I've been playing around with text classification in PyTorch and I've encountered a problem with 1 dimensional convolutions.
I've set an embedding layer of dimesions (x, y, z) where: x - denotes the batch size y - denotes the length of a sentence (fixed with padding, so 40 words) z - the dimensionality of pre-trained word embedding (for now 100)
For simplicity sake, let's assume I put in a matrix of (1,40, 100)
However, when to my knowledge once I perform torch.nn.conv1d(*args), The resulting matrix becomes (batch size = 1, word size = 40, feature map size = 98) with kernel size of 3.
Basically, as I understand it convolves around y axis instead of x axis and it turn does not capture the spacial relationship between word embeddings.

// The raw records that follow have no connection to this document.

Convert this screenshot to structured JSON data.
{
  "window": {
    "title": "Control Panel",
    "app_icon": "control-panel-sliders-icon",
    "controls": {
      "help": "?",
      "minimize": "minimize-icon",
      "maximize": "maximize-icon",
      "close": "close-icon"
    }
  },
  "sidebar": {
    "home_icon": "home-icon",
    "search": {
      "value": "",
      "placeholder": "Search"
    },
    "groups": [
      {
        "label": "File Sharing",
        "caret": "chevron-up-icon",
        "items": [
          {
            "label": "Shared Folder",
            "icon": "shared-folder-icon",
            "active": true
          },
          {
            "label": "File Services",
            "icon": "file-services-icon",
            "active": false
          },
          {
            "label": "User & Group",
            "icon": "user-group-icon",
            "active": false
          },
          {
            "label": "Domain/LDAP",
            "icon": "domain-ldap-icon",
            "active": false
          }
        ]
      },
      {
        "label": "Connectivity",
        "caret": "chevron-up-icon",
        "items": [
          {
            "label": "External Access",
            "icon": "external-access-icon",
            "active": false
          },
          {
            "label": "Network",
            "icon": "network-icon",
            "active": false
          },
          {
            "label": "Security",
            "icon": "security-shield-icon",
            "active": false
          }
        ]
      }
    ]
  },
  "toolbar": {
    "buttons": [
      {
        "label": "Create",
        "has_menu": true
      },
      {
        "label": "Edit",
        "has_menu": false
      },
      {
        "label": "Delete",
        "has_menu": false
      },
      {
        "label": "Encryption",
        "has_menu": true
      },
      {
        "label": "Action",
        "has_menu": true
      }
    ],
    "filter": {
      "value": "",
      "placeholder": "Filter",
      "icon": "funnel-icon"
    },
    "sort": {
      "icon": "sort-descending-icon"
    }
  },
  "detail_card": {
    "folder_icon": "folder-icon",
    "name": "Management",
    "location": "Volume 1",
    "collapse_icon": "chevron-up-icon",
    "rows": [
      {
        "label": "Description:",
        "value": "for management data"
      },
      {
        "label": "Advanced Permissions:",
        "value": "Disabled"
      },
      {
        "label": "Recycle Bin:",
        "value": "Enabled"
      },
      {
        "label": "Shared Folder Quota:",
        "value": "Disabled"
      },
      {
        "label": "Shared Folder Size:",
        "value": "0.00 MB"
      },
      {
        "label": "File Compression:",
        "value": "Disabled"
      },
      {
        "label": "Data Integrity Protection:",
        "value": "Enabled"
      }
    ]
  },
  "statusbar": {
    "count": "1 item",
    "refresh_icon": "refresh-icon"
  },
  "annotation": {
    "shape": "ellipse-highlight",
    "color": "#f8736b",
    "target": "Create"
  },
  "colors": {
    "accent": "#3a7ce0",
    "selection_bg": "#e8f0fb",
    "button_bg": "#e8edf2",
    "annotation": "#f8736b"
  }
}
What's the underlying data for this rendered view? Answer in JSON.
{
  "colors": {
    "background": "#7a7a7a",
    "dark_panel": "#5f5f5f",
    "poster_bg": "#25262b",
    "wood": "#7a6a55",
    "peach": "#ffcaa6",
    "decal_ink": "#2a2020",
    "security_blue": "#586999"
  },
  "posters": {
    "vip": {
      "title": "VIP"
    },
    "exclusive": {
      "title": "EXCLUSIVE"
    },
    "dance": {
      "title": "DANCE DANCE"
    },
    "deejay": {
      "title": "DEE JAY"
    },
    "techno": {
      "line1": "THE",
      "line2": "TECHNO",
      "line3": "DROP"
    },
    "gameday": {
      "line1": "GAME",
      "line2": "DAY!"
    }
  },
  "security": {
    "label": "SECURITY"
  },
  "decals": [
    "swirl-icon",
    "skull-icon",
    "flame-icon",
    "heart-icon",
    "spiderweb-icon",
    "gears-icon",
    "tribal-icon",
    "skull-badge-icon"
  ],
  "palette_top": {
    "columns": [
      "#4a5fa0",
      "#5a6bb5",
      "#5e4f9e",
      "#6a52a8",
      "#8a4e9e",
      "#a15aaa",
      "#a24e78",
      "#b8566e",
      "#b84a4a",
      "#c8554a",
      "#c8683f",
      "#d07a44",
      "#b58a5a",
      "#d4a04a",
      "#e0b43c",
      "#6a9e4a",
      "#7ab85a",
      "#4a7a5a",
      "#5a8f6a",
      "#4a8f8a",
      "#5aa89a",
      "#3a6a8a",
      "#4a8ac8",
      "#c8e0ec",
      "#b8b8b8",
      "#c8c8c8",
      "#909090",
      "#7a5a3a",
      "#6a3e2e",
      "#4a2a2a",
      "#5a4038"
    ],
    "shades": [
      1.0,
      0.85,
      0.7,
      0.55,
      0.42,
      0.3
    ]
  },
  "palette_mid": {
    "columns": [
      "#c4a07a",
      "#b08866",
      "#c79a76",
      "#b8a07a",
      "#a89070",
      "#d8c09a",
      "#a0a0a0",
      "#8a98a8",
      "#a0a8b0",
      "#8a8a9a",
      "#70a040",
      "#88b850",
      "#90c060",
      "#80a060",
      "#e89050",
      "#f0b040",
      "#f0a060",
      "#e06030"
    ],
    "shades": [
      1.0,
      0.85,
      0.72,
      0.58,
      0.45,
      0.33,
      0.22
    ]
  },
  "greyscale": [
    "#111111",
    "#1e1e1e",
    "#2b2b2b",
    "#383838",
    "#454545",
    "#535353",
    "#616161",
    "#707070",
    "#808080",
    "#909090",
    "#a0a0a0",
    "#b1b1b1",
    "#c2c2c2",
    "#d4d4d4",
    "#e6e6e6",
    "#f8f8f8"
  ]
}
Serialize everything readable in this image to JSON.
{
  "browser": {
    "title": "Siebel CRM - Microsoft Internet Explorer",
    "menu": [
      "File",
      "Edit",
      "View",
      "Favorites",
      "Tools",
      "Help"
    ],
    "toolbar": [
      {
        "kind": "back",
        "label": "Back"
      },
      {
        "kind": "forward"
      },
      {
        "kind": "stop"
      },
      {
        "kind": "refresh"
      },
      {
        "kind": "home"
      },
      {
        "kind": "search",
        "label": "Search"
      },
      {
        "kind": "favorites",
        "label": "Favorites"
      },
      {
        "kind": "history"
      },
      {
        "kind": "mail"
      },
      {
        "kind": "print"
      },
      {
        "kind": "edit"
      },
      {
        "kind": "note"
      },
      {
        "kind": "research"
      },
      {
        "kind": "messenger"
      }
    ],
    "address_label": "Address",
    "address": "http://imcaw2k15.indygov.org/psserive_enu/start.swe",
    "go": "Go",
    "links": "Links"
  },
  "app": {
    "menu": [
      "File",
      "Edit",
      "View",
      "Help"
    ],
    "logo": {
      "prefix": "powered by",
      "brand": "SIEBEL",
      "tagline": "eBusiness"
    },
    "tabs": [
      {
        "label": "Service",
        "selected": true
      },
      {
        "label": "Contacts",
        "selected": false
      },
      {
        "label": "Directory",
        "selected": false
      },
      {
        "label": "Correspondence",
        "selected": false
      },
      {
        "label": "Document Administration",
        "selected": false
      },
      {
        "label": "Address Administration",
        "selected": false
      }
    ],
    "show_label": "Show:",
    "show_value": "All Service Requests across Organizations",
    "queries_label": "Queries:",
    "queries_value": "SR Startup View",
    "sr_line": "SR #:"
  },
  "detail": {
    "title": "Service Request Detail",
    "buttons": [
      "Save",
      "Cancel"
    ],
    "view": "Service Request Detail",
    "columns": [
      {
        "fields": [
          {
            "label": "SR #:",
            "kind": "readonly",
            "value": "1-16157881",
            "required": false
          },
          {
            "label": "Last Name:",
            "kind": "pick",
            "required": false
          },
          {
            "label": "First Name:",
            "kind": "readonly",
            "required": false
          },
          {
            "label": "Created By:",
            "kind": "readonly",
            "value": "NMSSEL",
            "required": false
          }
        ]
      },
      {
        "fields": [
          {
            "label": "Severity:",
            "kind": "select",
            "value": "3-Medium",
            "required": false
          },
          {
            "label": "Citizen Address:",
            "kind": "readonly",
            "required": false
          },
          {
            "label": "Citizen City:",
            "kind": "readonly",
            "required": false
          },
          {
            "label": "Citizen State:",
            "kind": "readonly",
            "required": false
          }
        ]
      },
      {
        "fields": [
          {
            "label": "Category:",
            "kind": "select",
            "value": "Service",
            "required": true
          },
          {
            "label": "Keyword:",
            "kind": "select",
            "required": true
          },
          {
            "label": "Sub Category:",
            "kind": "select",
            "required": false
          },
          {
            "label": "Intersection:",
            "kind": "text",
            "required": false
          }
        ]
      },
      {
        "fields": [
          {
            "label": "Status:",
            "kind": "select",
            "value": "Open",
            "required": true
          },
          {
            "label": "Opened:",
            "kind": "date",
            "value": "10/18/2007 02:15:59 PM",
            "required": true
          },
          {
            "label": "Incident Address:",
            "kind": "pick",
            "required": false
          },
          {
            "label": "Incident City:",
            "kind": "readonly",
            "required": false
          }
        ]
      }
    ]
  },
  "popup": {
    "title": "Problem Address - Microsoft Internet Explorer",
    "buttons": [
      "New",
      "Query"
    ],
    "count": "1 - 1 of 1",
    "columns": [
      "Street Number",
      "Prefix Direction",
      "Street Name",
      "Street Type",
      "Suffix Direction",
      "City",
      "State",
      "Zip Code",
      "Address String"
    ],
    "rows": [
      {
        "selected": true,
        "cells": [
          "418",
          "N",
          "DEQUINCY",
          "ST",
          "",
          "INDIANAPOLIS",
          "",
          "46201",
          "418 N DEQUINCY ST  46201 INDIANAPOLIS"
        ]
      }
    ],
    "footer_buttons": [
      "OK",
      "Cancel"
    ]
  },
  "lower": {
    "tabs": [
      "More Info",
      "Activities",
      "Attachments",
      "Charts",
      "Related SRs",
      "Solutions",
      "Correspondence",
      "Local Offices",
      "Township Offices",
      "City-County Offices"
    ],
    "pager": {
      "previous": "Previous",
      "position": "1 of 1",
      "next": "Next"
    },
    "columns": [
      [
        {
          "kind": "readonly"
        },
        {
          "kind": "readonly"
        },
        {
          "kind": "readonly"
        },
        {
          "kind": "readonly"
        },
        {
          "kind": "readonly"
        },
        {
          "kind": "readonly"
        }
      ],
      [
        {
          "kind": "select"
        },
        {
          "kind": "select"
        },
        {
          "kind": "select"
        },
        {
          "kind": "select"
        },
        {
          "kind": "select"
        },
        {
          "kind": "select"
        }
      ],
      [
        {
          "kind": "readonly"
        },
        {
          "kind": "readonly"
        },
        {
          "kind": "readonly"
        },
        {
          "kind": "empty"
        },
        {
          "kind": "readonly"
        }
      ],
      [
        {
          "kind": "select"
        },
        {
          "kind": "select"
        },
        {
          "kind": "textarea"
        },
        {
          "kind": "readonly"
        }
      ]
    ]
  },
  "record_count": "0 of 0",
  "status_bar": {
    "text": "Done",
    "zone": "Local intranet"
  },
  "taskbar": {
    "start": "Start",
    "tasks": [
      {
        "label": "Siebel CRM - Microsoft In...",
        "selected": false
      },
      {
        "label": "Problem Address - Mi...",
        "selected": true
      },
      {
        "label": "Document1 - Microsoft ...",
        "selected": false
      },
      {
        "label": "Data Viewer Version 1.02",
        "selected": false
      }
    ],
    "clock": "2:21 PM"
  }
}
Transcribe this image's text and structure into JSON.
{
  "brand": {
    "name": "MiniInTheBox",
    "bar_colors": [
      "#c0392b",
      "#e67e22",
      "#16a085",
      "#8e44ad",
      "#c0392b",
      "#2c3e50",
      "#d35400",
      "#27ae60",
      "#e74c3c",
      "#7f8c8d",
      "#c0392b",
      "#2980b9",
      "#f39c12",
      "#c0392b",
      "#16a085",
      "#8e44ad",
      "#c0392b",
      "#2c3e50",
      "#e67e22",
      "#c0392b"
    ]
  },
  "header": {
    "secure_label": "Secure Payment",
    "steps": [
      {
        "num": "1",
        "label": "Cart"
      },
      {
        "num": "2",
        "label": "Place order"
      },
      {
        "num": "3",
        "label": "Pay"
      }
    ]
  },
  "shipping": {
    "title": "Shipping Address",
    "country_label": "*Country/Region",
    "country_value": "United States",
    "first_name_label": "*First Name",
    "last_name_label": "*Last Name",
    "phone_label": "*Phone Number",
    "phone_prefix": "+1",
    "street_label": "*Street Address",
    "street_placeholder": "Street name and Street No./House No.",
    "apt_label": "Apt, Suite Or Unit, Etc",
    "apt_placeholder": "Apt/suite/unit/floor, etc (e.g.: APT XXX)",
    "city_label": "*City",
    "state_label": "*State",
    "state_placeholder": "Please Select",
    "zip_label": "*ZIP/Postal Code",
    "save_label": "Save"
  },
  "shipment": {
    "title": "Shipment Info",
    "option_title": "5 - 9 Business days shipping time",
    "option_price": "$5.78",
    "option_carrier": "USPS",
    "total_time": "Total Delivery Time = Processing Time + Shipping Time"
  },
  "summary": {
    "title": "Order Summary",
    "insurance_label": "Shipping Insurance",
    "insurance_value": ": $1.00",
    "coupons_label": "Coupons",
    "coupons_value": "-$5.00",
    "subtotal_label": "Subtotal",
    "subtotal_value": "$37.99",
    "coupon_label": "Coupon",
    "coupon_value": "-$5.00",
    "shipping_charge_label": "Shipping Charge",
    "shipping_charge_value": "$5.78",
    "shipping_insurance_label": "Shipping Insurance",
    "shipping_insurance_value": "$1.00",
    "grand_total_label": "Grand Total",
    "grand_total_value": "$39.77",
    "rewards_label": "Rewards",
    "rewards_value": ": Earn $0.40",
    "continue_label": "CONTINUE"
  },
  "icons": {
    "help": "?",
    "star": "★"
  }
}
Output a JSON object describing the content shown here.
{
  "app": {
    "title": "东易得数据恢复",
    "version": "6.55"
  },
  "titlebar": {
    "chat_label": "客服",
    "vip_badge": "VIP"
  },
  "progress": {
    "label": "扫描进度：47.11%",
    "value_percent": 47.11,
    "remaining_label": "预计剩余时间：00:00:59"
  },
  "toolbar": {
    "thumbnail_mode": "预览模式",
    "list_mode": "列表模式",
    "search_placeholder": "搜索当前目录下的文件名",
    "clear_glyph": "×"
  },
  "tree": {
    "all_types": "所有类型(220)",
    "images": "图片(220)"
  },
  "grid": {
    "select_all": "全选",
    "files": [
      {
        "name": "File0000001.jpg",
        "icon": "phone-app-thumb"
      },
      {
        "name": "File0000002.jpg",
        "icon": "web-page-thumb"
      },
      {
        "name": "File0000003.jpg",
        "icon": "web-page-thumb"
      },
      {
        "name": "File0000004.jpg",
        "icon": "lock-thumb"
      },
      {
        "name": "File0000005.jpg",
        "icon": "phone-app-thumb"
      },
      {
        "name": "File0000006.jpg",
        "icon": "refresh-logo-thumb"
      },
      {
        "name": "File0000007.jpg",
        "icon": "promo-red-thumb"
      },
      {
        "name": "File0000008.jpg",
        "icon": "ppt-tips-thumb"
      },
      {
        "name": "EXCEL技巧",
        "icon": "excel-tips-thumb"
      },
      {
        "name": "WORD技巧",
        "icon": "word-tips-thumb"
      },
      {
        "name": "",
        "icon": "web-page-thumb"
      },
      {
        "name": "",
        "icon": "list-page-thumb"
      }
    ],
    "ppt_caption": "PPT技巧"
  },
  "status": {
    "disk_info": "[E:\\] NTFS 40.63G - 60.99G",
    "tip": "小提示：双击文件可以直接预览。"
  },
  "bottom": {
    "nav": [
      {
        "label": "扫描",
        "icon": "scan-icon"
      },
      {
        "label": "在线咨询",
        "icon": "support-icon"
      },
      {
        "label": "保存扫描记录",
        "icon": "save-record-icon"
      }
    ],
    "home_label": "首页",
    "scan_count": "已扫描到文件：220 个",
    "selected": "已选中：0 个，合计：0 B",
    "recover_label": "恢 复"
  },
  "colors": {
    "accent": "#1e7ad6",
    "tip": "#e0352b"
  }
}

Is there any way to change the convolutional layer so it calculates feature maps around different axis?
TL, DR:
Torch conv1d layer behaves this way on embedding layer: enter image description here
But I want it to behave like this
Any help would be much appreciated.
conv1d expects the input's size to be (batch_size, num_channels, length) and there is no way to change that, so you have two possible ways ahead of you, you can either permute
the output of embedding or you can use a conv1d instead of you embedding layer(in_channels = num_words, out_channels=word_embedding_size, and kernel_size=1) which is slower than embedding and not a good idea!
input = torch.randint(0, 10, (batch_size, sentence_length))
embeddings = word_embedding(input) #(batch_size, sentence_length, embedding_size)
embeddings_permuted = embeddings.permute(0, 2, 1) #(batch_size, embedding_size, sentence_length)
conv_out = convolution(embeddings_permuted) #(batch_size, conv_out_channels, changed_sentence_length)
#now you can either use the output as it is or permute it back (based on your upper layers)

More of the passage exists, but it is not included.